E assim que chegaram à cidade começaram a andar pelas ruas.
Entusiasmado, o pesquisador foi mostrando os prédios altos, mais altos que as
árvores da floresta, as vias lotadas de carros que buzinavam freneticamente e
nem sempre respeitavam as faixas para pedestres, as sedes suntuosas dos bancos
e as pessoas que lotavam calçadas e espaços públicos. Notou, no entanto, que o
amigo índio se tornou mais fechado, pouco conversava e não fazia comentários.
Ao perguntar o que se passava com ele, recebeu como resposta
que estava assustado com a cidade e que as pessoas não sabiam viver
corretamente neste espaço e sequer paravam para se cumprimentar ou para fazer
as refeições. Isto quando não estavam fechadas em seus mundos “internéticos”, com estas maquininhas
infernais que carregam invariavelmente nas mãos e nos bolsos. É claro que foi
retrucado imediatamente pelo vivente urbano e ouviu que isto era o progresso
inevitável e que a tecnologia está presente em quase tudo que fazemos.
- Mas, e a essência da vida?, perguntou o índio. - Como assim? Respondeu o cidadão.
Estavam na Sampaio Vidal, horário de pico. O índio então
pediu algumas moedas e, após pegá-las nas mãos, jogou-as para o alto e esperou
que caíssem, pedindo ao amigo urbano que prestasse muita atenção. Assim que as
moedas bateram na calçada, as pessoas diminuíram o ritmo dos passos e passaram
a procurar onde haviam caído. Foi como se um estalo mágico, uma hipnose
coletiva as tirasse de suas bolhas.
O índio olhou para o amigo e disse: é sobre isso que eu estou
falando. Você acabou de ver que o coração das pessoas está onde os seus principais
valores estão.
Esta historinha é para provocar os amigos leitores. No andar
pelas ruas da cidade pouco paramos para observar a paisagem, o contexto, os
cheiros e cores. Por vezes, dirigimos no modo piloto automático, porque fazemos
o mesmo trajeto diariamente, ou nos sentamos nos ônibus com os fones de ouvido
até o destino final.
A rua Sergipe
Do alto do seu ponto de encontro com a avenida Vicente
Ferreira, bem em frente ao portão do Yara Clube, foi onde comecei a pesquisa
para este artigo. Tive a sorte de encontrar na manhã ensolarada o amigo Marcelo
Castelassi, gerente de crédito do Santander, morador da rua desde sua infância.

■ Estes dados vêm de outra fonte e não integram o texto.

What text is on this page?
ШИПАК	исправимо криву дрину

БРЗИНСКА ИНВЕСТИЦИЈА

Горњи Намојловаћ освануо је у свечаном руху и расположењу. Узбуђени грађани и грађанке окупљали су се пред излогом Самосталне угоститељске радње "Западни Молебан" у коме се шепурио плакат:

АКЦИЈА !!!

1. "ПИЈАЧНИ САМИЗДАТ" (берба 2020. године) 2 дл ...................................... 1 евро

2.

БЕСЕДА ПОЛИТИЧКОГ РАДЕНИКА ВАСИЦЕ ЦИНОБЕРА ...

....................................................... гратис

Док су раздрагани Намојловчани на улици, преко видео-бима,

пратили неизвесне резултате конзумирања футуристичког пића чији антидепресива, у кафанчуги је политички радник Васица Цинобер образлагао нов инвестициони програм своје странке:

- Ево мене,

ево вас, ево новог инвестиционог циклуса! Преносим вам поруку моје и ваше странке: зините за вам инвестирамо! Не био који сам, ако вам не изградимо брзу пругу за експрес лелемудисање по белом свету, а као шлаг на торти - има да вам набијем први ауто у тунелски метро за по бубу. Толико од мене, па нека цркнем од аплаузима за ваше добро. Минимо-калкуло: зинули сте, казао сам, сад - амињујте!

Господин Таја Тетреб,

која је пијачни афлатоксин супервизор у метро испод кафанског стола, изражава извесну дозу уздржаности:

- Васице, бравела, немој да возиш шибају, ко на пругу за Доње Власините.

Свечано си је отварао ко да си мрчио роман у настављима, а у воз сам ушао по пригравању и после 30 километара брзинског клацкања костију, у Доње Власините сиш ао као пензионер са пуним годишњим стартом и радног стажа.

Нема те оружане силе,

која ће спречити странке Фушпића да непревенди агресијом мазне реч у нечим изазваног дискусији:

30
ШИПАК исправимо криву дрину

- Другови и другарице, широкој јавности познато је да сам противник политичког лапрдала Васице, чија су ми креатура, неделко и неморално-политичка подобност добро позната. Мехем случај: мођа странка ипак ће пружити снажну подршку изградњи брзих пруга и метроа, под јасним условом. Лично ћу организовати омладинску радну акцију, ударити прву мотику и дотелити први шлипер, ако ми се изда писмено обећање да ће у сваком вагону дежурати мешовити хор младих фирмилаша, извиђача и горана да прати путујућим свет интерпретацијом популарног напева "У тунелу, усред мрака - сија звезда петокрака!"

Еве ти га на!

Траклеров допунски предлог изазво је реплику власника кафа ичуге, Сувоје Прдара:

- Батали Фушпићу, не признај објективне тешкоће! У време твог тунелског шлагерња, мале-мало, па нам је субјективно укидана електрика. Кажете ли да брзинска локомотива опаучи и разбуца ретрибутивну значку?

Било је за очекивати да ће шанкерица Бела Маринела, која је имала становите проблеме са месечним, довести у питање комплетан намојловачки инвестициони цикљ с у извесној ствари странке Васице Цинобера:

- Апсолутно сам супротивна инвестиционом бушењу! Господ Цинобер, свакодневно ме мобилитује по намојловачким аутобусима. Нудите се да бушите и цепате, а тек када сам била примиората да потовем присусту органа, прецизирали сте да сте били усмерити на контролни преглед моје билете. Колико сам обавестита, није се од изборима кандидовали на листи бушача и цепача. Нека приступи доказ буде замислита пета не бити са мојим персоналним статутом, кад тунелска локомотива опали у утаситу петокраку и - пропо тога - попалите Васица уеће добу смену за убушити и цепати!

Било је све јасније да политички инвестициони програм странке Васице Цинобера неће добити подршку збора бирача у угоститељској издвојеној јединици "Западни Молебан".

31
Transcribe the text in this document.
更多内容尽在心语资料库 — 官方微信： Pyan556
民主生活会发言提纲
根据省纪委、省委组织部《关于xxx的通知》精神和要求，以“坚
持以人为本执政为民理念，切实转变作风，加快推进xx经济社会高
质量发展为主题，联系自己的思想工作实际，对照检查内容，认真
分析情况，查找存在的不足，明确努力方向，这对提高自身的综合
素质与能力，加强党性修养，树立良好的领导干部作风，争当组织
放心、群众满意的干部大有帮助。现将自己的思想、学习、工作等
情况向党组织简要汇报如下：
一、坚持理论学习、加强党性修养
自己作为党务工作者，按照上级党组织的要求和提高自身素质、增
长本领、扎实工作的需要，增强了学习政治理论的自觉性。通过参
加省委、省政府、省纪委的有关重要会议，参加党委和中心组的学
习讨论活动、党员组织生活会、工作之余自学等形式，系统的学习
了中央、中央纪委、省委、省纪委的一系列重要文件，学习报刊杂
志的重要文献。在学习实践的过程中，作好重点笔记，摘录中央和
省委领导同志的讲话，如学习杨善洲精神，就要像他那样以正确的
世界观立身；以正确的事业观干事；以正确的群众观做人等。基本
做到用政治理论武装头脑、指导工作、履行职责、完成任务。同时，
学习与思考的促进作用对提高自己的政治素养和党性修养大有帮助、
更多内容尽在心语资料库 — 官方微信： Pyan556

No diálogo rápido, ele me contou que seu avô, Adelino Castellassi, foi um dos
primeiros moradores do bairro, e também a família Morgante, com morada na
esquina da rua São Vicente.
É o último quarteirão que encerra a via com o número 955,
destacando as floridas Quaresmeiras e os Resedás, um branco e outro rosa, entremeados
com as Mangubas, que mais parecem patas de elefantes pisando as calçadas.
Foto: Ivan Evangelista Jr |
Uma quadra mais abaixo, sentido centro, tem-se uma vista que
merece nossa parada e admiração. Vê-se dali o espigão nobre da cidade e todas
as interferências arquitetônicas que explodem em pontos salteados. Marília não
para.
Do lado direito, o prédio do Estudantado São José,
instituição mantida pelos irmãos do Sagrado Coração no passado. Atualmente, o
prédio compartilha os espaços com a Irmandade, responsável pela formação dos
religiosos, a Escola Social do Colégio Cristo Rei e o Centro Social, voltados
ao atendimento de alunos das comunidades carentes.
Descendo um pouco mais, encontramos uma casinha de
arquitetura antiga, bucólica mesmo, com a varanda ornada por arcos e tendo ao
lado a garagem, separada, como foi costume de época. No terreno ao lado direito,
um viveiro de mudas, talvez um tímido comércio, quebrando a monotonia do
quarteirão com pequenas roseiras e outras flores ornamentais que brilham ao sol
da manhã.
Na baixada da via, três casinhas de madeira resistem ao
tempo. Nos fundos dos terrenos, outras casas construídas. Vale lembrar que
antes da regulamentação pela prefeitura, era possível dividir lotes em duas ou
mais partes e construir várias casas. Pouca gente sabe, mas sob estes mesmos terrenos,
nas entranhas das galerias, ainda flui o córrego Palmital, que teve sua nascente
na baixada da rua 9 de Julho.
Estamos quase chegando na Praça São Bento, mas, antes disso,
passamos quase que despercebidos pelo Roupeiro São Vicente de Paulo, outra
importante obra dos Vicentinos, organizada em 1934, com a coordenação dos
trabalhos pela Sra. Ilze de Almeida Pirajá. Tinha por objetivo atender aos
pobres assistidos pela comunidade Vicentina. Em 1938, foi adquirido o terreno da esquina com a avenida República, sob
a presidência de D. Marina Helena Piza de Sampaio Gois, e o prédio inaugurado
em 22 de março de 1949. O roupeiro passou a ser denominado Santa Rita de Cássia,
em 1936. Na fachada, ainda é possível conferir a plaquinha branca que estampa o
nome e a informação de que o prédio é próprio.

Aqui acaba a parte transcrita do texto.